Horrible historian David Starkey has also got it in for the Scots, Welsh and Irish


Editors of TV current affairs programmes believe, probably correctly, that guests who can be relied upon to say outrageous things are a sure-fire recipe for making their shows more entertaining - and may even help to increase their ratings.

Rentamouths
In reporting on this week's riots, BBC's Newsnight brought quite a few such 'experts' to our screens, including former Sun editor Kelvin MacKenzie and historian David Starkey.

Last night's performance by Dr Starkey (which you can watch in full HERE) set Twitter alight for a quite a while, with accusations ranging from claims that "he's a 'racist" to "he's bonkers".

I tweeted that I don't think he's 'bonkers' because it's difficult not to be impressed by the way he's managed to carve out a niche for himself as an all-purpose rentamouth. Like Mr MacKenzie, he can always be relied on to say controversial things that will shock, irritate or amuse a substantial proportion of any audience that happens to be watching.

For Starkey himself, an important spin-off of his 'celebrity' status is that he presumably sells far more history books than most professional historians.

Horrible historian?
As for how good a historian he is, I have no idea, as I've never read any of his books.

I also have no idea where he gets the idea that the English "don't make a great fuss about Shakespeare" (Question Time, 23 April, 2009), unless he went to a very different school than the ones most of us attended.

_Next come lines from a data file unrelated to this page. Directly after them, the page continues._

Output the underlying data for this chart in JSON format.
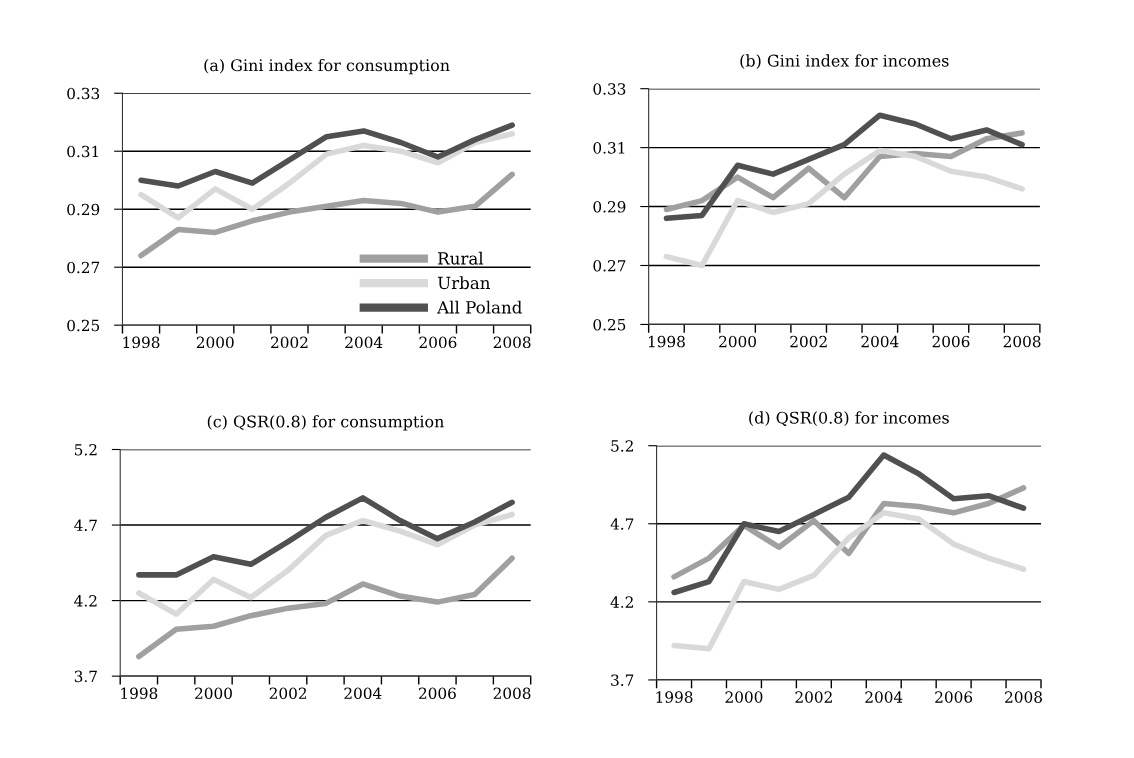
{
  "chart_data": [
    {
      "type": "line",
      "title": "(a) Gini index for consumption",
      "categories": [
        "1998",
        null,
        "2000",
        null,
        "2002",
        null,
        "2004",
        null,
        "2006",
        null,
        "2008"
      ],
      "ylim": [
        0.25,
        0.33
      ],
      "yticks": [
        0.25,
        0.27,
        0.29,
        0.31,
        0.33
      ],
      "grid": "y",
      "legend": "bottom right",
      "series": [
        {
          "name": "Rural",
          "color": "#a0a0a0",
          "values": [
            0.274,
            0.283,
            0.282,
            0.286,
            0.289,
            0.291,
            0.293,
            0.292,
            0.289,
            0.291,
            0.302
          ]
        },
        {
          "name": "Urban",
          "color": "#d9d9d9",
          "values": [
            0.295,
            0.287,
            0.297,
            0.29,
            0.299,
            0.309,
            0.312,
            0.31,
            0.306,
            0.313,
            0.316
          ]
        },
        {
          "name": "All Poland",
          "color": "#505050",
          "values": [
            0.3,
            0.298,
            0.303,
            0.299,
            0.307,
            0.315,
            0.317,
            0.313,
            0.308,
            0.314,
            0.319
          ]
        }
      ]
    },
    {
      "type": "line",
      "title": "(b) Gini index for incomes",
      "categories": [
        "1998",
        null,
        "2000",
        null,
        "2002",
        null,
        "2004",
        null,
        "2006",
        null,
        "2008"
      ],
      "ylim": [
        0.25,
        0.33
      ],
      "yticks": [
        0.25,
        0.27,
        0.29,
        0.31,
        0.33
      ],
      "grid": "y",
      "series": [
        {
          "color": "#a0a0a0",
          "values": [
            0.289,
            0.292,
            0.3,
            0.293,
            0.303,
            0.293,
            0.307,
            0.308,
            0.307,
            0.313,
            0.315
          ]
        },
        {
          "color": "#d9d9d9",
          "values": [
            0.273,
            0.27,
            0.292,
            0.288,
            0.291,
            0.301,
            0.309,
            0.307,
            0.302,
            0.3,
            0.296
          ]
        },
        {
          "color": "#505050",
          "values": [
            0.286,
            0.287,
            0.304,
            0.301,
            0.306,
            0.311,
            0.321,
            0.318,
            0.313,
            0.316,
            0.311
          ]
        }
      ]
    },
    {
      "type": "line",
      "title": "(c) QSR(0.8) for consumption",
      "categories": [
        "1998",
        null,
        "2000",
        null,
        "2002",
        null,
        "2004",
        null,
        "2006",
        null,
        "2008"
      ],
      "ylim": [
        3.7,
        5.2
      ],
      "yticks": [
        3.7,
        4.2,
        4.7,
        5.2
      ],
      "grid": "y",
      "series": [
        {
          "color": "#a0a0a0",
          "values": [
            3.83,
            4.01,
            4.03,
            4.1,
            4.15,
            4.18,
            4.31,
            4.23,
            4.19,
            4.24,
            4.48
          ]
        },
        {
          "color": "#d9d9d9",
          "values": [
            4.25,
            4.11,
            4.34,
            4.22,
            4.4,
            4.63,
            4.73,
            4.66,
            4.57,
            4.7,
            4.77
          ]
        },
        {
          "color": "#505050",
          "values": [
            4.37,
            4.37,
            4.49,
            4.44,
            4.59,
            4.75,
            4.88,
            4.73,
            4.61,
            4.72,
            4.85
          ]
        }
      ]
    },
    {
      "type": "line",
      "title": "(d) QSR(0.8) for incomes",
      "categories": [
        "1998",
        null,
        "2000",
        null,
        "2002",
        null,
        "2004",
        null,
        "2006",
        null,
        "2008"
      ],
      "ylim": [
        3.7,
        5.2
      ],
      "yticks": [
        3.7,
        4.2,
        4.7,
        5.2
      ],
      "grid": "y",
      "series": [
        {
          "color": "#a0a0a0",
          "values": [
            4.36,
            4.48,
            4.69,
            4.55,
            4.72,
            4.51,
            4.83,
            4.81,
            4.77,
            4.83,
            4.93
          ]
        },
        {
          "color": "#d9d9d9",
          "values": [
            3.92,
            3.9,
            4.33,
            4.28,
            4.37,
            4.61,
            4.77,
            4.73,
            4.57,
            4.48,
            4.41
          ]
        },
        {
          "color": "#505050",
          "values": [
            4.26,
            4.33,
            4.7,
            4.65,
            4.76,
            4.87,
            5.14,
            5.02,
            4.86,
            4.88,
            4.8
          ]
        }
      ]
    }
  ]
}
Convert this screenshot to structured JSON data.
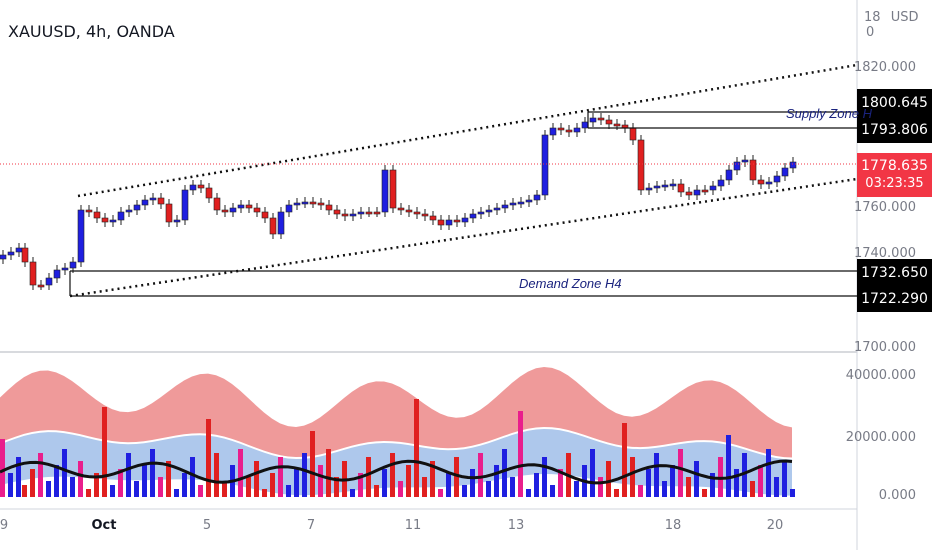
{
  "symbol_title": "XAUUSD, 4h, OANDA",
  "currency_header": {
    "cut_value": "18",
    "currency": "USD",
    "zero": "0"
  },
  "price_axis_labels": [
    "1820.000",
    "1760.000",
    "1740.000",
    "1700.000"
  ],
  "volume_axis_labels": [
    "40000.000",
    "20000.000",
    "0.000"
  ],
  "time_axis_labels": [
    "9",
    "Oct",
    "5",
    "7",
    "11",
    "13",
    "18",
    "20"
  ],
  "price_tags": {
    "supply_top": "1800.645",
    "supply_bottom": "1793.806",
    "current_price": "1778.635",
    "countdown": "03:23:35",
    "demand_top": "1732.650",
    "demand_bottom": "1722.290"
  },
  "zones": {
    "supply_label": "Supply Zone H",
    "demand_label": "Demand Zone H4"
  },
  "colors": {
    "bull": "#1f1fe0",
    "bear": "#e02020",
    "current_tag": "#f23645",
    "tag_bg": "#000000",
    "zone_text": "#1a237e",
    "grid": "#d1d4dc"
  }
}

Nor am I convinced by his glib dismissal of Robert Burns as a "deeply boring provincial poet".

Whether or not his performance on last night's Newsnight exposed him as racist about black members of our community, the above clip shows that he not only thinks that it's jolly funny to make racist-sounding noises about the Scots, Welsh and Irish among us, but that he also revels in the boos and laughter his calculated insults attract.

Most depressingly of all, such 'entertaining' episodes inspire the editors of Question Time, Newsnight and other current affairs programmes to inflict him on us again and again and again...

5 comments:

jorge said...

Unfortunately, David Dimbleby is also on record for openly showing his disdain for the Scots on air. Neither he, nor Sharkey, have any awareness of the diversity of political and social attitudes and cultural backgrounds which exist in Scotland. Nor are they interested in any kind of debate as to what "Englishness" means now. They would simply prefer everyone in the UK to be English in the way that they are English. Those that aren't are well, just inferior. That ignorant way of thinking has a name.

Anonymous said...

Starkey's no racist - just stirring it up is all!

Max Atkinson said...

Jorge's news about Dimbleby, for which thanks, doesn't surprise me at all. I've questioned his 'neutrality' in previous blog posts, and think that he should have been pensioned off long ago.

As for whether or not Starkey's a racist, I don't really care, but agree that his forte is 'stirring it up'. As I said in the post, that's the niche he's so successfully created for himself - and without which I doubt if TV editors would be so keen to inflict him on us at such regular intervals.

Jon said...

As a Scot, it's not really the insult which bothers me. I've lived in England 11 years, and happily engage in such banter. There's an element of truth to it, after all.

More importantly, there's a wealth of material in Morris dancing, the "chaps" movement, morning dress, broadsheet columnists complaining about Americanisms, Little Englanders, etc, to make exactly the same points about the English that he makes about the Celts.

So in my experience, people taking Starkey's line of humour are easily ridiculed. His style is blustering insecurity, a little man finding self-esteem in past giants. It begs to be mocked. Unfortunately people seem to go for po-faced political correctness instead. That's equally easy to mock, even if it is better intentioned.

But the real shame is the wilful ignorance. England is no longer the heart of a world-straddling British Empire. If it ever becomes the capital of a superpower again, it will not be in Starkey's great-grand-children's lifetime. If he wants to do well by them, he would stop wishing it were 1850 and deal with the present reality.

Anonymous said...

Starkey is right: Niggers and Muslims cause most of the troble in Btitain - aided by their Labour supporters.